Both Aryna Sabalenka and Novak Djokovic claimed Australian Open titles at the start of the 2023 tennis season. Now that the dust has settled, we can look back with intrigue at some of the biggest upsets ever witnessed in Melbourne. Both Sabalenka and Djokovic were by no means shock champions, with Sabalenka seeded fifth and Djokovic seeded fourth (and having won the title for a tenth time in his career).
However, there have been plenty of seeded players dumped out by unfancied, lowly-ranked players through the decades. This article shines a spotlight on the most notable ‘bad beats’ in the tournament’s history. A bad beat is one of the most popular phrases coined by the classic card game of poker. It’s assigned to a situation where a statistical underdog somehow defeats a hand that has a 90-95% chance of winning on the flop. Grand slams in tennis are no strangers to bad beats either, with unlikely qualifiers occassionally catching their one lucky break to win life-changing prize money.
Let’s have a look at five of headline-grabbing bad beats at the Aussie Open:
Denis Istomin Vs Novak Djokovic (2017)
Novak Djokovic was the six-time Australian Open champion heading into the 2017 tournament. As the number-two seed, he was once again heavily fancied to make a deep run in Melbourne. Djokovic wasted little time in despatching Spaniard Fernando Verdasco in his opening round, before locking horns with world number 117 Uzbek, Denis Istomin.
Istomin was already fortunate to have battled his way through to land the Asian wild card playoff. Once a top-40 player in the world, Istomin’s skills and consistency had begun to wane. However, the Uzbek showed tremendous mental strength to overcome ‘Nole’ in a gripping five-set thriller.
Helena Sukova Vs Martina Navratilova (1984)
One of the biggest upsets in Australian Open history came in the 1984 ladies’ semi-finals. Martina Navratilova was at the peak of her powers. She went into the last four encounter with Helena Sukova on a 74-match winning streak – the biggest streak in history. After winning the last six Grand Slam championships back-to-back, no-one gave 19-year-old Sukova a prayer.
After losing the opening set 6-1, Sukova entered the ‘twilight zone’, winning the second 6-3 before storming into a three-love lead in the deciding set.
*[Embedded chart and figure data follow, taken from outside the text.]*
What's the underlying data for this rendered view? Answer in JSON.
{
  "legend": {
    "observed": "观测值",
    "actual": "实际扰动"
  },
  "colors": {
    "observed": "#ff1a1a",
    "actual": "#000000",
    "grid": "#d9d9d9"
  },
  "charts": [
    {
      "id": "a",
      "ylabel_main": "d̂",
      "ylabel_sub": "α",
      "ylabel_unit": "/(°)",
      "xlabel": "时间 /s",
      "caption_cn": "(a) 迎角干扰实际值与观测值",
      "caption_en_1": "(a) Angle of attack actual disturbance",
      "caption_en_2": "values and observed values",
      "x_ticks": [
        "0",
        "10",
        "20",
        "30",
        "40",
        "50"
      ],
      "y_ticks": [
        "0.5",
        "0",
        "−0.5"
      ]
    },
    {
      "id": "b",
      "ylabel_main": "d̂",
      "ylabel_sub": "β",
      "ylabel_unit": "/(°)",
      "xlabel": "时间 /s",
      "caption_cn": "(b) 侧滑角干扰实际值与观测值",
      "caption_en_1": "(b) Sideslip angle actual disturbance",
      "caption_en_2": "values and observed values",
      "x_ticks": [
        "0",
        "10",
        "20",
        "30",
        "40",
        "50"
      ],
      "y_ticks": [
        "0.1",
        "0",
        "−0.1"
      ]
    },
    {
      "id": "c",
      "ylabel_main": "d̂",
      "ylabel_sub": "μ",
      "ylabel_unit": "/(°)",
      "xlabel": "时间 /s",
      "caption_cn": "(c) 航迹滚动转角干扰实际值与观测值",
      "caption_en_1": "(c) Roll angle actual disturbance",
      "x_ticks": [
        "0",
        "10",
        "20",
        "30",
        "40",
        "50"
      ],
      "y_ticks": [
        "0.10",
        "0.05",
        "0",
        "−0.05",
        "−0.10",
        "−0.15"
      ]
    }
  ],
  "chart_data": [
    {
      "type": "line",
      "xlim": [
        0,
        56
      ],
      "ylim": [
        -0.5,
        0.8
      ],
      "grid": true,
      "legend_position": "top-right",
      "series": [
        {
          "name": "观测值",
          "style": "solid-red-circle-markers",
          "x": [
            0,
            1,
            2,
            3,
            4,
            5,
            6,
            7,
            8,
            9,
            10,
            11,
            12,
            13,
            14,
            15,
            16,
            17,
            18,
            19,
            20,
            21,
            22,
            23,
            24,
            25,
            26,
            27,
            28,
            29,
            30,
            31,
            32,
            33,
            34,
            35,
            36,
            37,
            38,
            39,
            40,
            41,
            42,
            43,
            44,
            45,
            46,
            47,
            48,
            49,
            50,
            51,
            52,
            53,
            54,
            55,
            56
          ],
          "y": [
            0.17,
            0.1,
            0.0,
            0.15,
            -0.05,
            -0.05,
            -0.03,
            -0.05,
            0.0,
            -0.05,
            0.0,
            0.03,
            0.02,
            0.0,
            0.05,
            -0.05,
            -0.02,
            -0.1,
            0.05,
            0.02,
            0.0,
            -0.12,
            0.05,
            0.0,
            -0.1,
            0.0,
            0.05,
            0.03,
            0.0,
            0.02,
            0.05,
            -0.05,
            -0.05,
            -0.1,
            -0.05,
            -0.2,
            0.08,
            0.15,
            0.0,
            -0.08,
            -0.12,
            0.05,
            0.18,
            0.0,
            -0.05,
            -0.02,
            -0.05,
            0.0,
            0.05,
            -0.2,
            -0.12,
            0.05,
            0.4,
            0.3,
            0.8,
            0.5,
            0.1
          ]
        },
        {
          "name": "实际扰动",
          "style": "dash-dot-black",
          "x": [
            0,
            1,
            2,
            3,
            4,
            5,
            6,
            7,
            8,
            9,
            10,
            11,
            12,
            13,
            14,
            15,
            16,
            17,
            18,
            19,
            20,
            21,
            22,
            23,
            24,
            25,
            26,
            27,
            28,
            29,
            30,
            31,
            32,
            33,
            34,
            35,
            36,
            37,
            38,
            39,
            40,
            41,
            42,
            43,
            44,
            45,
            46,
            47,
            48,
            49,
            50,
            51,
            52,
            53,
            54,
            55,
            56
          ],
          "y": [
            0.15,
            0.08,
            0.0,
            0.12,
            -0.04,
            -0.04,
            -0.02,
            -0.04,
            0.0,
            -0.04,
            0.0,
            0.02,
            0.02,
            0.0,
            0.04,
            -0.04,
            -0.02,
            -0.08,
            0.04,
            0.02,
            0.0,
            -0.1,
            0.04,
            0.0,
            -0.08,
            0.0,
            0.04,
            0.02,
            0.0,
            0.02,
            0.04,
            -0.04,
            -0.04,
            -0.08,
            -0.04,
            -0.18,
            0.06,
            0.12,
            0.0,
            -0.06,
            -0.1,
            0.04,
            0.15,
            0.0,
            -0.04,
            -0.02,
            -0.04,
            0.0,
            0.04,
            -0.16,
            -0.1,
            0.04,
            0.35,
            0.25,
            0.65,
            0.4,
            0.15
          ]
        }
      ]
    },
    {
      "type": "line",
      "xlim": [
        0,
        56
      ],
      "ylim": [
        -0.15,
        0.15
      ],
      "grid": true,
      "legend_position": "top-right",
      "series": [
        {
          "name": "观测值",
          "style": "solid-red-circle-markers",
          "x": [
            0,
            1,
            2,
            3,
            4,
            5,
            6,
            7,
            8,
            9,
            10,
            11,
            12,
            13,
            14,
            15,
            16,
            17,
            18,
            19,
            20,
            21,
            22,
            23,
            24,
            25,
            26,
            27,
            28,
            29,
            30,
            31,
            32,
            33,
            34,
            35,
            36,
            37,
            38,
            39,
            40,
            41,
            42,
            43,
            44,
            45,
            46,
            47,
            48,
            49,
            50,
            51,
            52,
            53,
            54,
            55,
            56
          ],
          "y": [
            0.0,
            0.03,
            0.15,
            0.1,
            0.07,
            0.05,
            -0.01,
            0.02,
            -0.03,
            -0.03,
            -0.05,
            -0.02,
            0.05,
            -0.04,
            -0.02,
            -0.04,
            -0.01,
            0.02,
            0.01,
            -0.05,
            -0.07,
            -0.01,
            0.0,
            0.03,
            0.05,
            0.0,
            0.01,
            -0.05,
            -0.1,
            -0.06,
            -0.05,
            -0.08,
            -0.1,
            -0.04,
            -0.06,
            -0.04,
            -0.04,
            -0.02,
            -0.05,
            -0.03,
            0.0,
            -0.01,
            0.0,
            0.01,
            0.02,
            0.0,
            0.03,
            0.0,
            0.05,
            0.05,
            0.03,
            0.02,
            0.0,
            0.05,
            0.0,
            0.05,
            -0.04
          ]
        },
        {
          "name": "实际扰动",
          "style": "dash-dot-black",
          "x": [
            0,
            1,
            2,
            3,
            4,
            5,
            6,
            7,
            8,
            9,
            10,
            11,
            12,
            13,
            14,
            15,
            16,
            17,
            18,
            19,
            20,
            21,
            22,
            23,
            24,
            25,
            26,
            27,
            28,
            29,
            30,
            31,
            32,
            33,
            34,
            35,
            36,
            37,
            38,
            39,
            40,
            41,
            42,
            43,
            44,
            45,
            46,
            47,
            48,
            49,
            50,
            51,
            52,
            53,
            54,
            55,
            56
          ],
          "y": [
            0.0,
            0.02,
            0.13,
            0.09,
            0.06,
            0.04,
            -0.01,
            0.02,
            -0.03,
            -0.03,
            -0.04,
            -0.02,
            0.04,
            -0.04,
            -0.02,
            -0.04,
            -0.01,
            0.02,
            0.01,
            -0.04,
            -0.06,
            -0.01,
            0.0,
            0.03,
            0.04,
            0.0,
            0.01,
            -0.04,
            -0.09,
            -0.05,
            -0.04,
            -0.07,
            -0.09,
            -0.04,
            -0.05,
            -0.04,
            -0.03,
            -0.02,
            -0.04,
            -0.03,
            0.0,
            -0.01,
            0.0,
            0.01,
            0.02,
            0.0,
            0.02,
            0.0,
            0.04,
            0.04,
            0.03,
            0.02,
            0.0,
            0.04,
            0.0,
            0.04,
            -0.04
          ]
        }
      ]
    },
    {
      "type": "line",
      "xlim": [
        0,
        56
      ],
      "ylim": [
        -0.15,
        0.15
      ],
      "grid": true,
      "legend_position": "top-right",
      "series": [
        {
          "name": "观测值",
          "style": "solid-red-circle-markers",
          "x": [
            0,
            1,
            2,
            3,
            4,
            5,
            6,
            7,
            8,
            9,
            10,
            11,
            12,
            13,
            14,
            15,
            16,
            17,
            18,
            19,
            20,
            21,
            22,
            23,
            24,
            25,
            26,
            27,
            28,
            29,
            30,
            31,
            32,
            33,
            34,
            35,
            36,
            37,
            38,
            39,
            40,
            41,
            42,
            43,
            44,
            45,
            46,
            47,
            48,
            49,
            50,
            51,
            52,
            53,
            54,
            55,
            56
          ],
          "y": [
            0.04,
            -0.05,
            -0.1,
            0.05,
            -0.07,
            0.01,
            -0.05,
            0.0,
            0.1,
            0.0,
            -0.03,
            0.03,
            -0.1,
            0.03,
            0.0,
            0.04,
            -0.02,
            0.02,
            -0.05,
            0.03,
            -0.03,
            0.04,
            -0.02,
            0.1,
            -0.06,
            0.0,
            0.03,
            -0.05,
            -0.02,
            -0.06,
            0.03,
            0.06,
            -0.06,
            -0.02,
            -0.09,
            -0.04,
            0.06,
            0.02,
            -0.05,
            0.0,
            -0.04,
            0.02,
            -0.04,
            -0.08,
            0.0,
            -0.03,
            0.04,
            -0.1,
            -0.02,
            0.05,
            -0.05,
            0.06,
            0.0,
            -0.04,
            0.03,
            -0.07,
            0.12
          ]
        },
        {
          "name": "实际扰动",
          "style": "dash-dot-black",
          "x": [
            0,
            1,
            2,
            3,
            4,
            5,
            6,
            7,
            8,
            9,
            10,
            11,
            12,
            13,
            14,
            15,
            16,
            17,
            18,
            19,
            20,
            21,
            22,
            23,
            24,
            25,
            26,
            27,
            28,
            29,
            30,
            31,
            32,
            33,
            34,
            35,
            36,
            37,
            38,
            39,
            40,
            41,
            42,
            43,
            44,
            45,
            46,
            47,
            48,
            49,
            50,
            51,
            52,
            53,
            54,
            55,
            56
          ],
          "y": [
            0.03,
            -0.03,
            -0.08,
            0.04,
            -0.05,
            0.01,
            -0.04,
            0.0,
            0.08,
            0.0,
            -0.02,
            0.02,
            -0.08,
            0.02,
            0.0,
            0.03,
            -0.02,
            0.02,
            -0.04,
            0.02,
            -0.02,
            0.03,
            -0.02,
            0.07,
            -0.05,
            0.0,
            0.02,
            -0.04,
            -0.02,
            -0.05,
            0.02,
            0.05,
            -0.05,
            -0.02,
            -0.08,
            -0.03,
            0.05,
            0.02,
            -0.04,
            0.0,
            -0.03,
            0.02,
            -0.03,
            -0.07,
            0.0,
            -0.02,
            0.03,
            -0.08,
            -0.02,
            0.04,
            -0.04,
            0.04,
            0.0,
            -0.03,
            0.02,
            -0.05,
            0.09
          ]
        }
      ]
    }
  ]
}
Although Navratilova was able to play on Sukova’s nerves and fight back to 4-4, Sukova eventually prevailed 7-5 in the decider, closing out her sixth match point.
Mark Philippoussis Vs Pete Sampras (1996)
1996 was the peak era of Pete Sampras’ dominance in the men’s game. ‘Pistol Pete’ strolled into the third-round of the 1996 Australian Open, coming up against a home favourite in the shape of 19-year-old big-server Mark Philippoussis.
Sampras himself was considered one of the most explosive servers of the 1990s, but Philippoussis threatened to take power serves to even greater heights. He would blow his opponent away, offering Sampras very little on his service games. Philippoussis registered 29 aces throughout and never once had to defend a break point – a remarkable win.
Ramesh Krishnan Vs Mats Wilander (1989)
In the second round of the 1989 Australian Open, Swedish tennis ace Mats Wilander was paired with world number 51 Ramesh Krishnan. Wilander, who had reached three finals in his last four Australian Opens, was the defending champion in 1989 and the current world number one.
After reaching the summit, Wilander once admitted that he lost his mojo. The Swede had little motivation to improve as he’d already reached the peak of his sport. Krishnan was one such player to benefit from this shift in mentality, winning 6-3, 6-2, 7-6.
Alberto Martin Vs Lleyton Hewitt (2002)
Australian star Lleyton Hewitt finally reached the world number one ranking after a run of 22 wins in 23 hard court matches, culminating in the 2001 US Open title. Hewitt started the 2002 season with huge expectations heaped on his shoulders to continue that form on home soil.
In his opening match with 39th ranked Spaniard Alberto Martin, Hewitt would quickly come unstuck. Although he had the excuse of being in recovery from a severe bout of chicken pox, Hewitt was severely below par, losing in straight sets. The 2002 men’s tournament was the first time that the top four seeds were dumped out in the first two rounds of competition.